The kids caught a few minutes of an old 19 Kids & Counting episode yesterday.  It was the one where some of the children and cousin Amy decide to surprise Grandma Duggar to an at-home Spa treatment, complete with a foot bath, massage, pedicure and facial.

Ever inspired, Maggie rallied the troops shortly thereafter, and the kids found a plastic tub for washing my feet.  It was decided they would treat poor, tired Mama to a relaxing foot bath and massage after dinner.

Who was I to argue?

That evening, I was on the couch nursing Olivia, when the fun began.  Jeff helped them pour warm water into the tub.  Lilly snagged the foaming hand soap from the bathroom and gave it a few squirts.  Lena ran to get the lotion for afterward.  Christopher got a towel for the drying.

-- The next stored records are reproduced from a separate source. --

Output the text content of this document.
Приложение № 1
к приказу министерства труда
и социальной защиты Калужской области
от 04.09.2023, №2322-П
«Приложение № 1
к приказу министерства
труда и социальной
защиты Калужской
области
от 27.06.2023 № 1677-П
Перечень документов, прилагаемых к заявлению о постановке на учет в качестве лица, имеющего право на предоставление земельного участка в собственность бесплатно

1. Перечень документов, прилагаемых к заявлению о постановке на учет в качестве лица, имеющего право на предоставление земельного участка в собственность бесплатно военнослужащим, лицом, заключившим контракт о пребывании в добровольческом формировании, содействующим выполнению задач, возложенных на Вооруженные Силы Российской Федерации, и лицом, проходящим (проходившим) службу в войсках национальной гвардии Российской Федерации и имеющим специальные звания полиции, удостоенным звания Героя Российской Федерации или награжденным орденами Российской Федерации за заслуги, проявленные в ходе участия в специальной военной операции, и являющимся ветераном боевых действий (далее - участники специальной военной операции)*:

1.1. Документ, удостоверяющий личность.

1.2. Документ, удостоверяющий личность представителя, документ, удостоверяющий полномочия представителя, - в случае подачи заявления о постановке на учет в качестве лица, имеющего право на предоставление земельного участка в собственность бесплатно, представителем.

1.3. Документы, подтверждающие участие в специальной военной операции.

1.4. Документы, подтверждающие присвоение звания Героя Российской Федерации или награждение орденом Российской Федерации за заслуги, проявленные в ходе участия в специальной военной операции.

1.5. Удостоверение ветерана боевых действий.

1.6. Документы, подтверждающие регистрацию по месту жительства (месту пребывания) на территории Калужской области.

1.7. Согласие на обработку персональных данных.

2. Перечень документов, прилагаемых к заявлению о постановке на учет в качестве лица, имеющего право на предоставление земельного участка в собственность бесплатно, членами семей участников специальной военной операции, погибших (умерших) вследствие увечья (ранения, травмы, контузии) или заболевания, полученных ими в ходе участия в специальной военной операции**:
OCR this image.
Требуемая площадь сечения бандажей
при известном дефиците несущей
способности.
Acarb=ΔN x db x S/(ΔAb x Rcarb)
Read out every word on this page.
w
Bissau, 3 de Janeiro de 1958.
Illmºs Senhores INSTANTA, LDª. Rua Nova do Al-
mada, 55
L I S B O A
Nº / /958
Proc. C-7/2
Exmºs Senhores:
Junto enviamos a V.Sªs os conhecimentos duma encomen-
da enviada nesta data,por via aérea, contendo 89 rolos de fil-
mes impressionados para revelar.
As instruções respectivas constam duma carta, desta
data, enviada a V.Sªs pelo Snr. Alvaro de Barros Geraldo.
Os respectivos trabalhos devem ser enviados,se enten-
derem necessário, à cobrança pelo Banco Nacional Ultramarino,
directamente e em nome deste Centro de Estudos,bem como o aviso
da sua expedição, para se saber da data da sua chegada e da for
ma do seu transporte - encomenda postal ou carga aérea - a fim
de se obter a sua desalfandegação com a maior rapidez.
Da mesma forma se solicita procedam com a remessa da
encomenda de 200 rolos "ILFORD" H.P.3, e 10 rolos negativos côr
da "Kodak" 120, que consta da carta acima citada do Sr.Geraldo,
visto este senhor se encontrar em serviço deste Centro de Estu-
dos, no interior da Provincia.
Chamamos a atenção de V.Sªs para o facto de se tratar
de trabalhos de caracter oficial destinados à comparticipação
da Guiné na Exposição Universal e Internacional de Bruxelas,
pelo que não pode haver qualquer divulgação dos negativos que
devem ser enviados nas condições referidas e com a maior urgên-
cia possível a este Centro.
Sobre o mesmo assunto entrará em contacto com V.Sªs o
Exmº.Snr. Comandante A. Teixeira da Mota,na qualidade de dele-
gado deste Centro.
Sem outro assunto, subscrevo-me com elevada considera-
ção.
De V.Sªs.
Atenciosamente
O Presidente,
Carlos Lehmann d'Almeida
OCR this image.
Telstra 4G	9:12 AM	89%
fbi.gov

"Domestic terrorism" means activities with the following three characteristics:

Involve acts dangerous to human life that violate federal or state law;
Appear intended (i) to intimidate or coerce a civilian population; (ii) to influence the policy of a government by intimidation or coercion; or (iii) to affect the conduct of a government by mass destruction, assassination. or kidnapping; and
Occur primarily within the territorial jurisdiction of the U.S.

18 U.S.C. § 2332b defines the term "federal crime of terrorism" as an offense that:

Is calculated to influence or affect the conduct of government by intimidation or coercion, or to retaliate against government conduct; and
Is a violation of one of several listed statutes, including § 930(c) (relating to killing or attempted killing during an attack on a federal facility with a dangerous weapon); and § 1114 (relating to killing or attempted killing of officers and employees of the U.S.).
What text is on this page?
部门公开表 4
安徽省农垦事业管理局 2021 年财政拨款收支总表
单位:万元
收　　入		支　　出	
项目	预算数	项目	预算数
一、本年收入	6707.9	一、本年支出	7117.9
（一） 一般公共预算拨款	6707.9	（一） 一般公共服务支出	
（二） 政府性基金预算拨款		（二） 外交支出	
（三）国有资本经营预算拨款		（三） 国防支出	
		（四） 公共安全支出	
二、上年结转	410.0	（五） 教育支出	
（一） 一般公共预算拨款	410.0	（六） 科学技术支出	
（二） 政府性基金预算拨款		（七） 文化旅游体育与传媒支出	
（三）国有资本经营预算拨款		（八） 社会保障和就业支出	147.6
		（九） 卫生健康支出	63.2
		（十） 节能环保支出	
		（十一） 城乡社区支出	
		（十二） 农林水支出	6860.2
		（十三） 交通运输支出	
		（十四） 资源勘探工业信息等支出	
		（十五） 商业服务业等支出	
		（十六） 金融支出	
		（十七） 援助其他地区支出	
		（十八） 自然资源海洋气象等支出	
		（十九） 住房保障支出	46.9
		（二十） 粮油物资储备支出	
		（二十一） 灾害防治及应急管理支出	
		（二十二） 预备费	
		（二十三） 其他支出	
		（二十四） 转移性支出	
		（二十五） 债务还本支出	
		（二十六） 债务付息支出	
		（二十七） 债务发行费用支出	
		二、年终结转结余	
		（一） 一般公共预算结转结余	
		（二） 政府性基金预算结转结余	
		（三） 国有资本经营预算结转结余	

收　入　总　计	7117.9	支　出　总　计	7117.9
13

They gathered around. The washing began.

And that wasn’t all that began.

Imagine, if you can, five children, packed around one little foot tub.  Each vying for space and a portion of Mama’s foot to rub.

I have small feet.

And only two of them.

Yes, it played out pretty much like you probably just imagined.

A few settled for sitting by me on the couch, rubbing my hands or shoulders.  Christopher sat on my left, and is an excellent hand massager.  I rested my head back on the couch and anticipated some relaxation.

But his constant chatter and questions never ceased.  And little by little, they forgot about blessing Mama as they each fought to have their own way, to get what they wanted, to have more of my praise.

“Does this feel good, Mama?”

“Am I doing a great job?”

I’m on this side.”

I’m rubbing this foot; you get on that side.”

It was almost impossible not to think about how we must look to God.  We start out wanting to bless Him.  Serve Him.  Make Him proud.  We end up pushing and shoving.  Vying for attention.  Wanting to know who’s the best.  Wanting Him to listen to our constant chatter.

But you know what?  I wasn’t frustrated at how things dissolved.  Despite the fussing and the childishness, I really was blessed.  I really did feel pampered and relaxed.

Maybe it wouldn’t take much pampering to make me feel pampered these days.

But I think it also has something to do with how I love my kids.

Even though they kind of botched it up.  Even though they were selfish and childish through much of the task.  Somewhere in there was still a desire to love on their Mama.

And my love covered a multitude of imperfections.

I think I must have learned that somewhere.